Happy Wednesday, folks! Today we’re doing things a little different here at Women and Words. Long time reader (and commenter) Ona Marae is our guest blogger today.
Ona contributed to the collection 25 for 25 with her essay on how she was inspired by the work of Katherine V. Forrest. She’s also published several other short stories and essays.
by Ona Marae
The nights are getting cooler. That’s our first hint that fall is coming to Denver and eventually to the rest of the Northern Hemisphere. Fall is my favorite season. Cooler evenings growing dark earlier, baseball playoffs, warm clothes, and books tucked into cozy chairs, the season also heralds the return of the sensible shoe.
Sensible shoes never left us, but they stayed tucked away in the closets. They aren’t the shoes of the beach, the lake, or poolside. I’m talking about solid shoes—not flipflops or sandals. It totally depends on what you are doing and what is sensible for you: running shoes, clogs, bedroom-only-spike-heels, cowboy boots, steel-toed work boots, hiking boots. (You can’t tell I have a thing for boots, can you?)
I have wonderful memories of Alix Dobkin and Meg Christian singing about women in sensible shoes, which is probably where all of this originates. I think about those memories when I attend the women’s basketball games at the University of Colorado in Boulder. I sit and watch women and what their feet are wearing: such an awesome gathering of luscious lesbians of all shapes, sizes and persuasions, and such delicious footwear. Remember my mantra, when in doubt, check her shoes.
The only complication to this system is that the closer you get to mountain living, the more confusing the women are. Mountain women are far more invested in sensibility than passing fashion for the most part, including their haircuts and hairstyles. I’ve even been misled by a few straight mullets since I moved here twenty five years ago. And in the mountains, by necessity, shoes are sensible.
My everyday shoes, day into night and summer into fall, are a lovely pair of black orthopedic shoes. This is why any indication of the yearly return to sensible shoes makes me happy. My feet blend in with the masses easier. The shoes aren’t so bad. They serve me well. Diabetic shoes, like these, tend to have a larger toe box. (Time out: I have heard every variation of the ‘larger box’ joke before, so bring it on and just watch my Boi sit back and grin.) They protect my toes, which have no feeling from neuropathy, and swell with my feet through the day. Particularly elegant with custom compression stockings, they are sensible for every occasion.
Winter comes quickly in Denver, much to my chagrin. Denver winters are bearable as long as you have the proper shoes. Quickly melting snow causes moats to form off curbs and these must often be forded, as they are too wide to step over or jump. And with the quick melting snow comes vats of mud. Mud is also manageable with the proper shoes, but it is just not much fun.

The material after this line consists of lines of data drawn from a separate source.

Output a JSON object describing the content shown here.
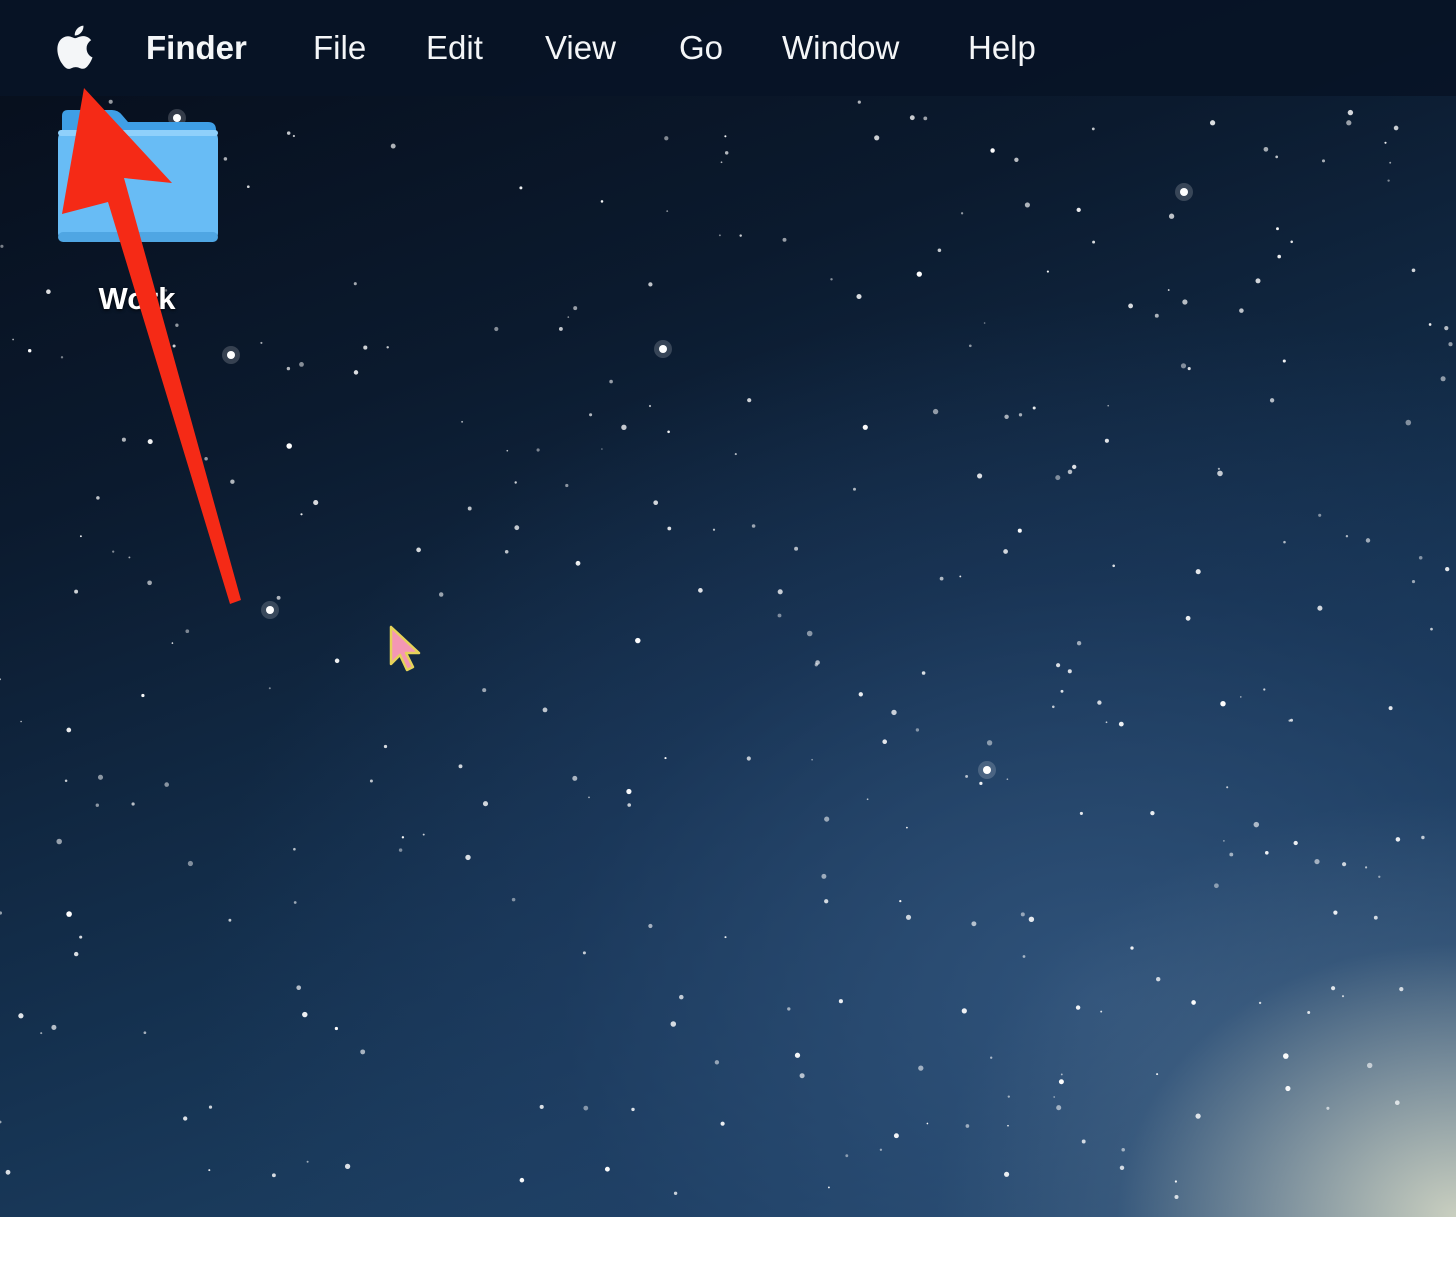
{
  "menubar": {
    "apple_icon": "apple-logo-icon",
    "app_name": "Finder",
    "items": [
      "File",
      "Edit",
      "View",
      "Go",
      "Window",
      "Help"
    ]
  },
  "desktop": {
    "folder_label": "Work",
    "folder_icon": "folder-icon",
    "folder_color": "#5fb6f3"
  },
  "annotation": {
    "color": "#f52a16"
  }
}
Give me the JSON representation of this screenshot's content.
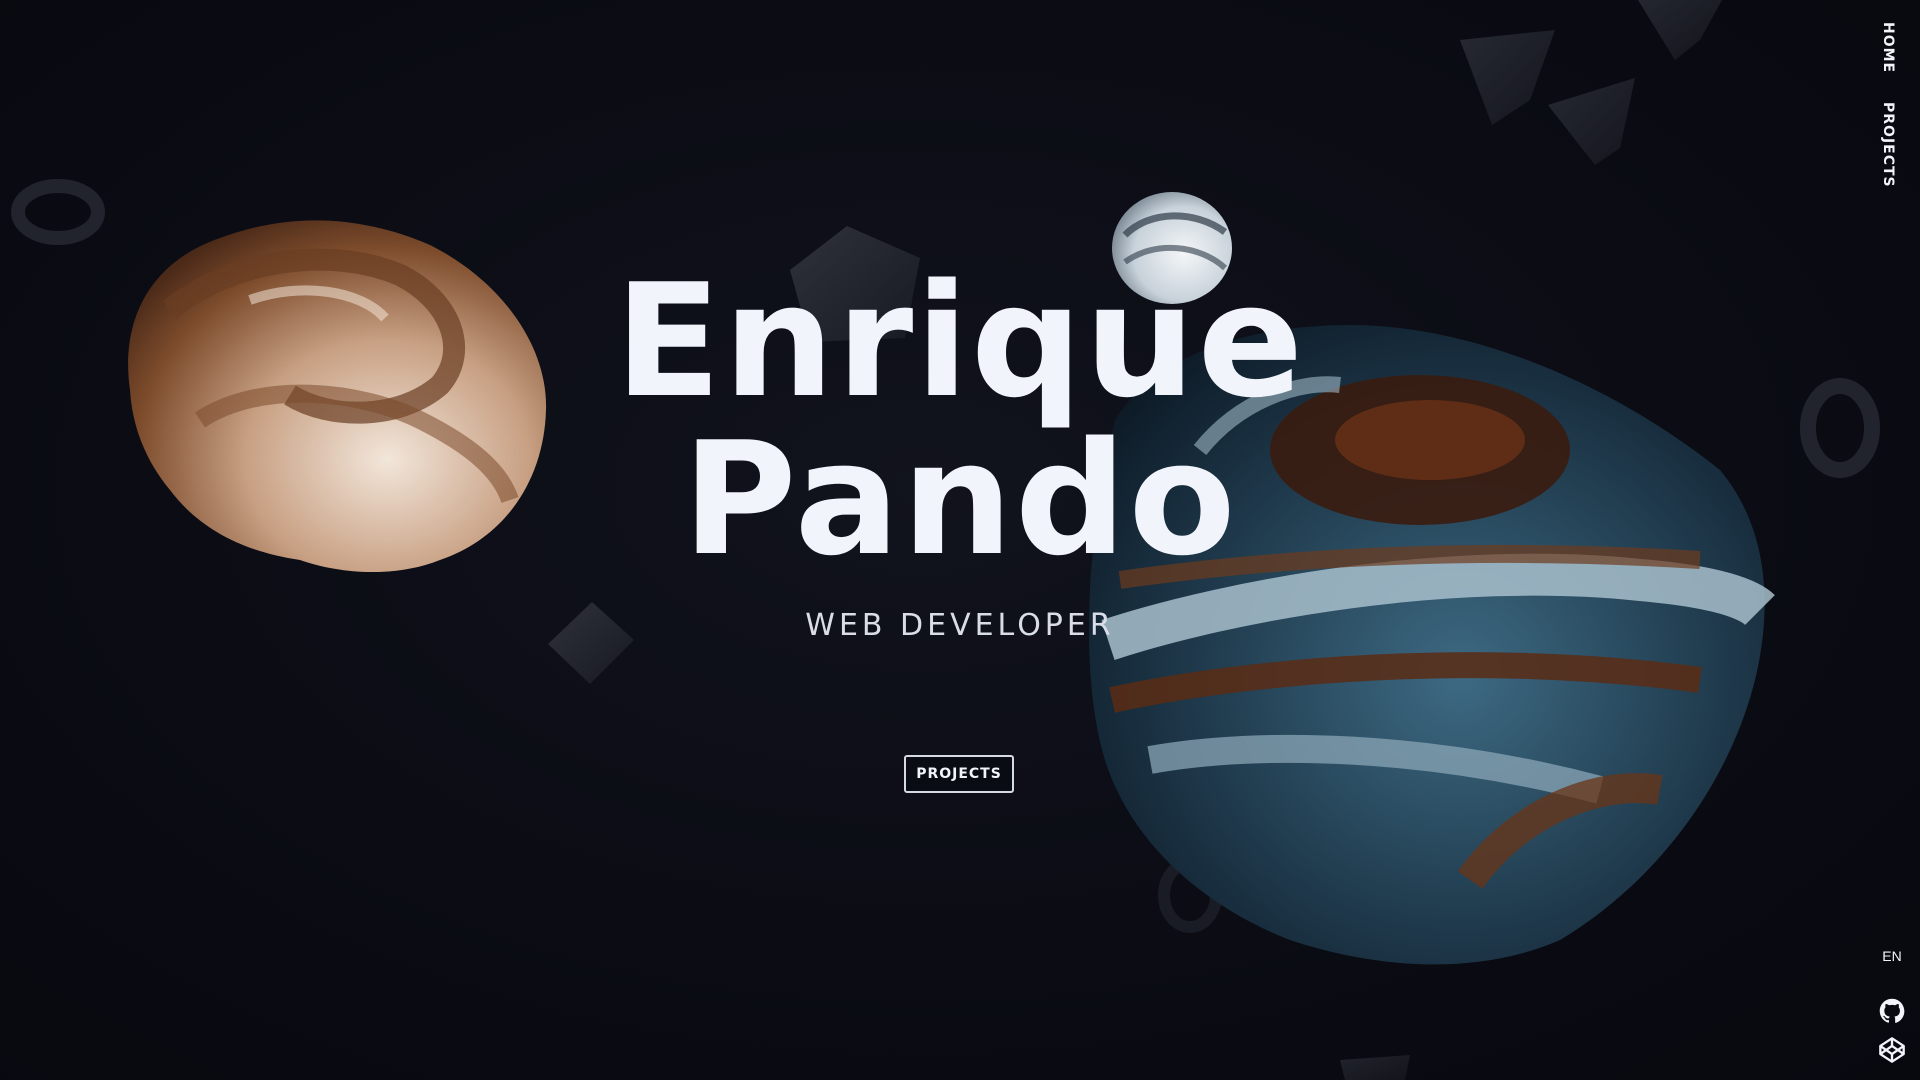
{
  "hero": {
    "name_line1": "Enrique",
    "name_line2": "Pando",
    "role": "WEB DEVELOPER",
    "cta_label": "PROJECTS"
  },
  "nav": {
    "items": [
      {
        "label": "HOME"
      },
      {
        "label": "PROJECTS"
      }
    ]
  },
  "language": "EN",
  "social": {
    "icons": [
      "github-icon",
      "codepen-icon"
    ]
  },
  "colors": {
    "background": "#0b0c13",
    "text": "#f1f4fa",
    "orb_brown": "#8a5a3c",
    "orb_blue": "#4f7b92"
  }
}
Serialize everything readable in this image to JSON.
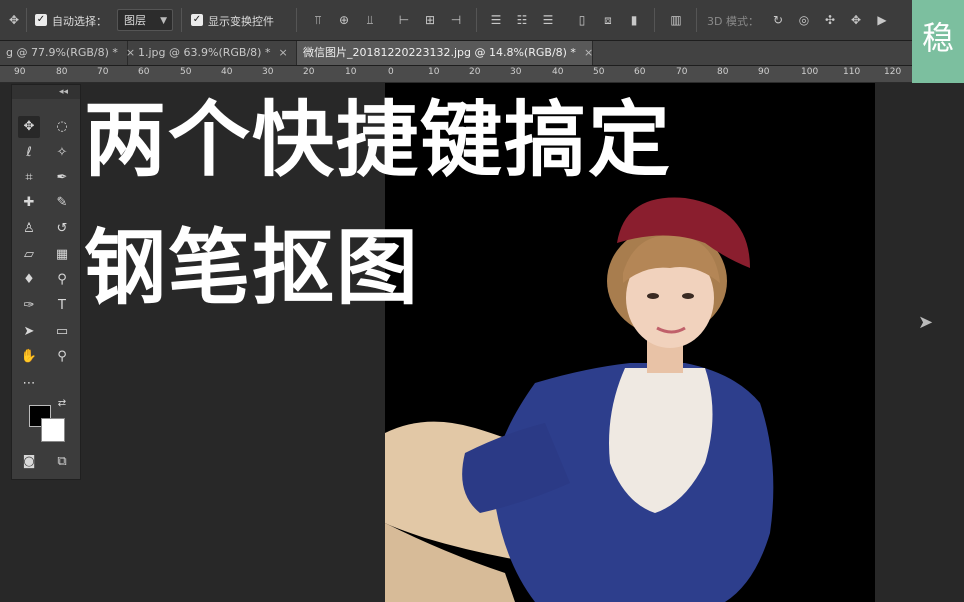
{
  "options_bar": {
    "auto_select_label": "自动选择：",
    "auto_select_value": "图层",
    "show_transform_label": "显示变换控件",
    "mode_3d_label": "3D 模式："
  },
  "tabs": [
    {
      "label": "g @ 77.9%(RGB/8) *",
      "close": "×"
    },
    {
      "label": "1.jpg @ 63.9%(RGB/8) *",
      "close": "×"
    },
    {
      "label": "微信图片_20181220223132.jpg @ 14.8%(RGB/8) *",
      "close": "×"
    }
  ],
  "ruler": {
    "labels": [
      "90",
      "80",
      "70",
      "60",
      "50",
      "40",
      "30",
      "20",
      "10",
      "0",
      "10",
      "20",
      "30",
      "40",
      "50",
      "60",
      "70",
      "80",
      "90",
      "100",
      "110",
      "120"
    ]
  },
  "overlay": {
    "line1": "两个快捷键搞定",
    "line2": "钢笔抠图"
  },
  "brand_char": "稳",
  "colors": {
    "panel": "#3c3c3c",
    "canvas": "#282828",
    "brand": "#7cbf9f",
    "document": "#000000"
  }
}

Every winter, across the country and around the world, thousands of women and children flee their homes to escape domestic violence without their sensible shoes. The women are often displaced homemakers who lose their partner’s income by leaving or working women who give up their jobs to go into hiding. Finding a new job is difficult for these women because they may not have interview clothes, or childcare, or shoes or boots. Enrolling their children in school is a requirement of all the shelters where I have worked, and walking to school is the typical form of transportation. Again, that pesky need for sensible shoes raises its annoying head.
While we can’t take up all the needs of all the women in distress we can help a few. Perhaps the women in sensible shoes can each help one woman and provide them with sensible winter shoes. Shoes are a personal thing and while your gently worn winter boots are graciously received, they may sit for months waiting for a woman who wears just your size. I encourage you to take the time and make the effort to go to your local shoe store and buy some gift cards for your nearby women’s shelter. Please meet a need as soon as you can and donate a $20 gift card or several. Help a generation of women and children for whom life is not sensible in any way. . . at least they can have warm, dry shoes this winter. You’ll feel good that you did. They’ll feel even better. Thank you.
Ona Marae lives, loves, and writes in Denver, Colorado, not necessarily in that order. She is a Women’s Advocate at a battered women’s shelter. She’s been writing stories since she was six and lesbian stories since she was twenty-five. In the early 90’s, she was a writer for LIC (Lesbians In Colorado) Magazine, covering politics, religion and humor, not necessarily in that order. She was the companion of a beloved cat for seventeen years, but now has a cranky laptop that takes up even more of her attention.